The PS1 build comes from Manuel Rodríguez Matesanz and is being made in Unity 6 with the PSX Exporter, which gives it more weight than a simple proof-of-concept video. That toolchain matters because it suggests a real attempt to push the PlayStation into Pokémon Snap territory, not just imitate the look of it. Even as a work in progress, it frames the project as a serious technical exercise in squeezing a recognizable N64 concept through Sony’s original hardware constraints.

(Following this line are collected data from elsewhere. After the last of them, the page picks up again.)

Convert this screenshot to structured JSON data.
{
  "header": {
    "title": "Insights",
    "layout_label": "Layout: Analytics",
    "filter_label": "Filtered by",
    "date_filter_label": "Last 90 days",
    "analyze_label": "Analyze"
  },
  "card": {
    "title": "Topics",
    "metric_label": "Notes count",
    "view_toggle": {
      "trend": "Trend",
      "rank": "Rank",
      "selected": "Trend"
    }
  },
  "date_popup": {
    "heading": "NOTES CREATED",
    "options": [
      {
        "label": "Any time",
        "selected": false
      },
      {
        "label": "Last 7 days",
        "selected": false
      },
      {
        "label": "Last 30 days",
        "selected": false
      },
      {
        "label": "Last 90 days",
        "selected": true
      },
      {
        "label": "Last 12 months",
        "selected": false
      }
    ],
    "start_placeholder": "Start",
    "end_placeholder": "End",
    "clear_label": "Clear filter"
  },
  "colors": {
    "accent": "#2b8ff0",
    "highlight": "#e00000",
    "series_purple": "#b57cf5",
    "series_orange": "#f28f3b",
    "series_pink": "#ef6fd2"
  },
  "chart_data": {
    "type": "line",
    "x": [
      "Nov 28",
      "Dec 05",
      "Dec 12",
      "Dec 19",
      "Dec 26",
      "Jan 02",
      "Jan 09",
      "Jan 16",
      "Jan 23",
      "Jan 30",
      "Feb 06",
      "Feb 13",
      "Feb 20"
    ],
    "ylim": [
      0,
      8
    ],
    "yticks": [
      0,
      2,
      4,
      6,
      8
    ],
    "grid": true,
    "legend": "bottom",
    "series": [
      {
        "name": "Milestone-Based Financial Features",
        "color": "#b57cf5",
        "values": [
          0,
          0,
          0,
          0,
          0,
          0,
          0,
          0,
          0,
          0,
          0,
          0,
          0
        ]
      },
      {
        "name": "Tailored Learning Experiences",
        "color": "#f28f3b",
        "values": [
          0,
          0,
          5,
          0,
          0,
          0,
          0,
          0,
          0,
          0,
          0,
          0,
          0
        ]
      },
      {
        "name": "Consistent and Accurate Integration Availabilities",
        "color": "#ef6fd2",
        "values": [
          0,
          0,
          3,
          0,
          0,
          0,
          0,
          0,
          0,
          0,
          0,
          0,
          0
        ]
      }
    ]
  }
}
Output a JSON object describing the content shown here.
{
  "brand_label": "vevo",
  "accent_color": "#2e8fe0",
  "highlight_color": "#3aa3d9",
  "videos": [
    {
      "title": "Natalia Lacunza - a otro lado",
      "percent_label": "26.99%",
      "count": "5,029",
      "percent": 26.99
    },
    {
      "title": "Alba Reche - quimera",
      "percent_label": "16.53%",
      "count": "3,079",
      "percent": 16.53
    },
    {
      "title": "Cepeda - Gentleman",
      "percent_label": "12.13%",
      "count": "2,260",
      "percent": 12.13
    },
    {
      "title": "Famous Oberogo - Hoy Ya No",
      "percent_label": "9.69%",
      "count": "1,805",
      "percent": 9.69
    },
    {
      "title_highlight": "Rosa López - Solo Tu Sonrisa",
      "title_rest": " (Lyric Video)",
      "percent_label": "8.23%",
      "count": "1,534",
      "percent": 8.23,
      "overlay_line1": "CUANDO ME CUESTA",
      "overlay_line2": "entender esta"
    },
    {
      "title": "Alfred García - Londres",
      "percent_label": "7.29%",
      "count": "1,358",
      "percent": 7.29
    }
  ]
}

The 3DS version follows a different path. It is being rebuilt from scratch in Unity 5 and does not need the original ROM to run, which puts it closer to a fresh homebrew recreation than a traditional port. That split is the most revealing part of the story: the PS1 version feels like an experiment in transplanting a Nintendo identity onto a rival platform, while the 3DS build shows how the same idea can be re-authored for a handheld audience without depending on the original cartridge image at all.

AI-generated illustration
AI-generated illustration

For retro game emulation and preservation, that contrast is the point. Fan developers are no longer just keeping old software alive inside emulators; they are also reinterpreting classic designs across hardware that never received them, using modern engines to test old assumptions about what a system can handle and who the audience is. A Nintendo 64 photography game becoming a PS1 project and a separate 3DS rebuild is not a novelty for novelty’s sake. It is a sign that the homebrew scene still knows how to make a familiar game feel oddly new, especially when the hardware mismatch is the whole attraction.